Back in the day, we used to be an all-male practice, and consequently I was as au fait with the complexities of the menstrual cycle as any GP in the country. I’m not saying I enjoyed dealing with these endless problems (who does?) but I could handle it fairly well and even managed to look as if I cared, quite a lot of the time.
Now the demographics of general practice have changed for the better. Pretty much every practice, including ours, has a couple of Nice Lady Doctors to deal with all this tedium.
My total freedom from exposure to the menstrual diary comes at a price, however. The reception staff have identified another type of patient who they think might best be dealt with by me. Every time some swivel-eyed, sweating sociopath with benzo-hunger in his eyes rocks up to the front desk at 5.50pm, they say: ‘Aha! Another one for Dr Peverley.’
The reason for this (apart from me being six foot three) is that I tend to judge people, and act on those judgments. We’re not supposed to do this; non-judgmentalism is a touchstone of our times. But if someone’s behaviour is in my opinion self-destructive, anti-social or detrimental to other individuals or society in general, I will generally tell them. Of course, these days, you can’t write ‘worthless parasite’ in the medical records, so my notes are littered with phrases such as ‘this patient is disabled by inherent moral perplexity’. Well, I know what it means.
One such prize specimen joined our practice and handed in his repeat prescription to be filled.
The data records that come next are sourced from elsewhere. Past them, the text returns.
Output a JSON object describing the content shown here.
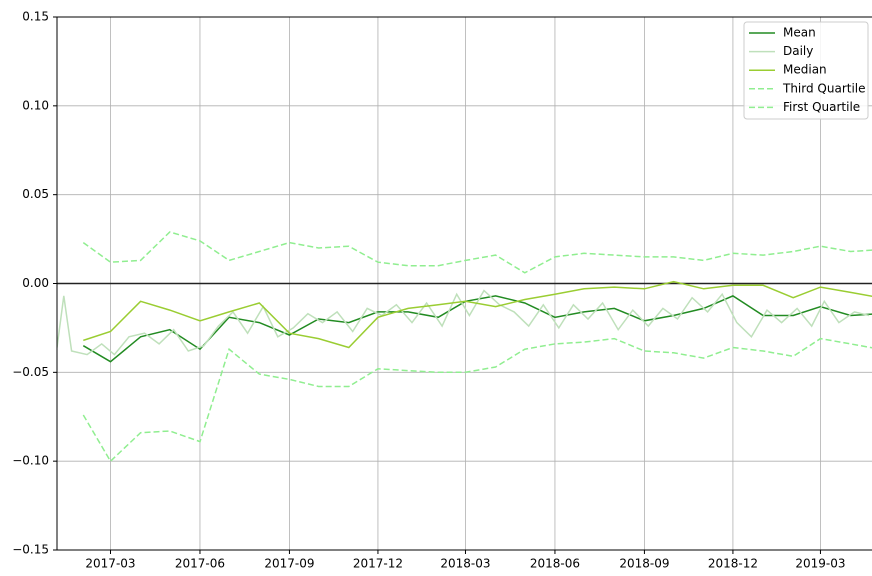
{
  "chart_data": {
    "type": "line",
    "x": [
      "2017-02",
      "2017-03",
      "2017-04",
      "2017-05",
      "2017-06",
      "2017-07",
      "2017-08",
      "2017-09",
      "2017-10",
      "2017-11",
      "2017-12",
      "2018-01",
      "2018-02",
      "2018-03",
      "2018-04",
      "2018-05",
      "2018-06",
      "2018-07",
      "2018-08",
      "2018-09",
      "2018-10",
      "2018-11",
      "2018-12",
      "2019-01",
      "2019-02",
      "2019-03",
      "2019-04",
      "2019-05"
    ],
    "xlim": [
      "2017-01-05",
      "2019-04-23"
    ],
    "xticks": [
      "2017-03",
      "2017-06",
      "2017-09",
      "2017-12",
      "2018-03",
      "2018-06",
      "2018-09",
      "2018-12",
      "2019-03"
    ],
    "ylim": [
      -0.15,
      0.15
    ],
    "yticks": [
      {
        "value": -0.15,
        "label": "−0.15"
      },
      {
        "value": -0.1,
        "label": "−0.10"
      },
      {
        "value": -0.05,
        "label": "−0.05"
      },
      {
        "value": 0,
        "label": "0.00"
      },
      0.05,
      {
        "value": 0.1,
        "label": "0.10"
      },
      0.15
    ],
    "grid": true,
    "reference_line": 0,
    "legend": "upper right",
    "series": [
      {
        "name": "Mean",
        "color": "#228b22",
        "dash": false,
        "values": [
          -0.035,
          -0.044,
          -0.03,
          -0.026,
          -0.037,
          -0.019,
          -0.022,
          -0.029,
          -0.02,
          -0.022,
          -0.016,
          -0.016,
          -0.019,
          -0.01,
          -0.007,
          -0.011,
          -0.019,
          -0.016,
          -0.014,
          -0.021,
          -0.018,
          -0.014,
          -0.007,
          -0.018,
          -0.018,
          -0.013,
          -0.018,
          -0.017
        ]
      },
      {
        "name": "Daily",
        "color": "#bfe0bb",
        "dash": false,
        "x": [
          "2017-01-05",
          "2017-01-12",
          "2017-01-20",
          "2017-02-05",
          "2017-02-20",
          "2017-03-05",
          "2017-03-20",
          "2017-04-05",
          "2017-04-20",
          "2017-05-05",
          "2017-05-20",
          "2017-06-05",
          "2017-06-20",
          "2017-07-05",
          "2017-07-20",
          "2017-08-05",
          "2017-08-20",
          "2017-09-05",
          "2017-09-20",
          "2017-10-05",
          "2017-10-20",
          "2017-11-05",
          "2017-11-20",
          "2017-12-05",
          "2017-12-20",
          "2018-01-05",
          "2018-01-20",
          "2018-02-05",
          "2018-02-20",
          "2018-03-05",
          "2018-03-20",
          "2018-04-05",
          "2018-04-20",
          "2018-05-05",
          "2018-05-20",
          "2018-06-05",
          "2018-06-20",
          "2018-07-05",
          "2018-07-20",
          "2018-08-05",
          "2018-08-20",
          "2018-09-05",
          "2018-09-20",
          "2018-10-05",
          "2018-10-20",
          "2018-11-05",
          "2018-11-20",
          "2018-12-05",
          "2018-12-20",
          "2019-01-05",
          "2019-01-20",
          "2019-02-05",
          "2019-02-20",
          "2019-03-05",
          "2019-03-20",
          "2019-04-05",
          "2019-04-20"
        ],
        "values": [
          -0.036,
          -0.007,
          -0.038,
          -0.04,
          -0.034,
          -0.04,
          -0.03,
          -0.028,
          -0.034,
          -0.026,
          -0.038,
          -0.035,
          -0.024,
          -0.016,
          -0.028,
          -0.013,
          -0.03,
          -0.025,
          -0.017,
          -0.022,
          -0.016,
          -0.027,
          -0.014,
          -0.018,
          -0.012,
          -0.022,
          -0.011,
          -0.024,
          -0.006,
          -0.018,
          -0.004,
          -0.012,
          -0.016,
          -0.024,
          -0.012,
          -0.025,
          -0.012,
          -0.02,
          -0.011,
          -0.026,
          -0.015,
          -0.024,
          -0.014,
          -0.02,
          -0.008,
          -0.016,
          -0.006,
          -0.022,
          -0.03,
          -0.015,
          -0.022,
          -0.014,
          -0.024,
          -0.01,
          -0.022,
          -0.016,
          -0.018
        ]
      },
      {
        "name": "Median",
        "color": "#9acd32",
        "dash": false,
        "values": [
          -0.032,
          -0.027,
          -0.01,
          -0.015,
          -0.021,
          -0.016,
          -0.011,
          -0.028,
          -0.031,
          -0.036,
          -0.019,
          -0.014,
          -0.012,
          -0.01,
          -0.013,
          -0.009,
          -0.006,
          -0.003,
          -0.002,
          -0.003,
          0.001,
          -0.003,
          -0.001,
          -0.001,
          -0.008,
          -0.002,
          -0.005,
          -0.008
        ]
      },
      {
        "name": "Third Quartile",
        "color": "#90ee90",
        "dash": true,
        "values": [
          0.023,
          0.012,
          0.013,
          0.029,
          0.024,
          0.013,
          0.018,
          0.023,
          0.02,
          0.021,
          0.012,
          0.01,
          0.01,
          0.013,
          0.016,
          0.006,
          0.015,
          0.017,
          0.016,
          0.015,
          0.015,
          0.013,
          0.017,
          0.016,
          0.018,
          0.021,
          0.018,
          0.019
        ]
      },
      {
        "name": "First Quartile",
        "color": "#90ee90",
        "dash": true,
        "values": [
          -0.074,
          -0.1,
          -0.084,
          -0.083,
          -0.089,
          -0.037,
          -0.051,
          -0.054,
          -0.058,
          -0.058,
          -0.048,
          -0.049,
          -0.05,
          -0.05,
          -0.047,
          -0.037,
          -0.034,
          -0.033,
          -0.031,
          -0.038,
          -0.039,
          -0.042,
          -0.036,
          -0.038,
          -0.041,
          -0.031,
          -0.034,
          -0.037
        ]
      }
    ]
  }
}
When he came in, it was immediately obvious that his walking stick was more of a badge of entitlement than a mobility aid.
‘My old doctor wasn’t giving me what I needed,’ he explained. That may or may not have been true, but after looking at his prescription, it was certainly the case that his old doctor had been giving him what he didn’t need. ‘Shampoo?’ I asked sweetly. ‘I’ve got a scalp condition.’ I had a quick look. ‘No you haven’t,’ I pointed out, and the black line went through that one.
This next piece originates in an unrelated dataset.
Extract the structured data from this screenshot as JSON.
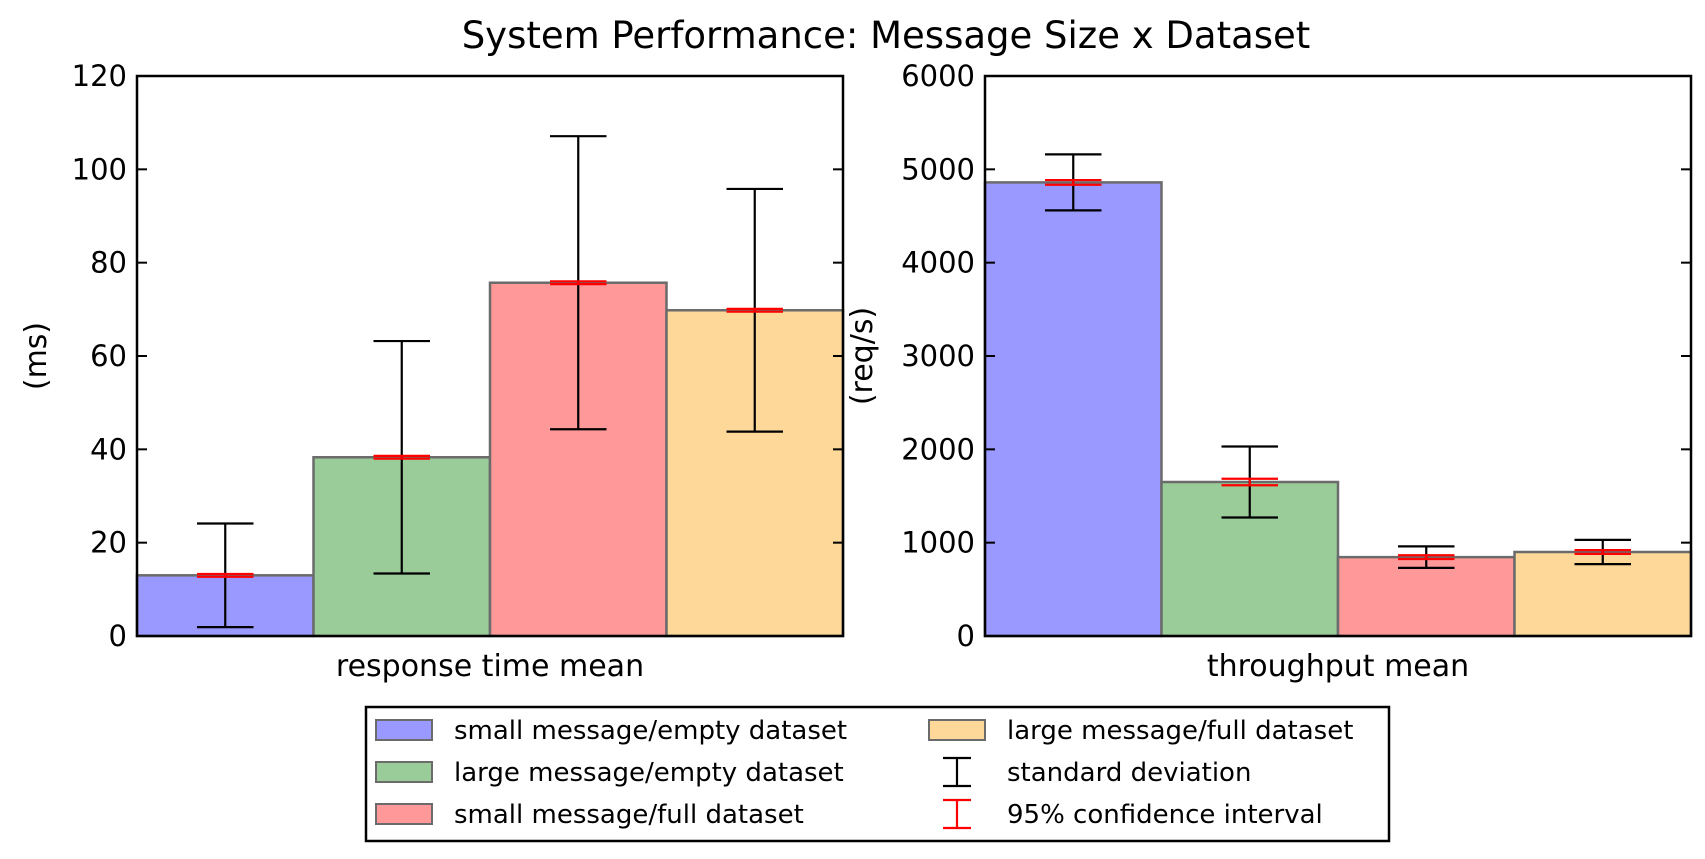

‘I don’t want to know why you were getting toothpaste on prescription, but you’re not getting it from us.’ Another black line.
‘Have you got gluten intolerance?’ ‘What’s gluten intolerance?’ ‘Never mind that just now. But you’ll not be needing all this bread, pasta and biscuits from now on.’
Then we (well, I say ‘we’…) decided that the morphine, tramadol and diazepam weren’t really appropriate for a 23-year-old with a bad back (investigations all normal) so they went too. So did the protein drinks, because by now I was on a roll.
‘I need a sick note for the disability,’ was his next try. ‘What diagnosis shall I put on it?’ ‘Oh anything, I don’t mind.’ ‘I think I’ll wait for your records before I issue anything of that nature.’ I handed him his new repeat prescription, now comfortably fitting on one side of paper, and he looked at it with disbelief: ‘Where’s all me gear? I’m gonna f*ckin’ complain about you!’
He got up to storm out. ‘You’ve forgotten your stick,’ I told him.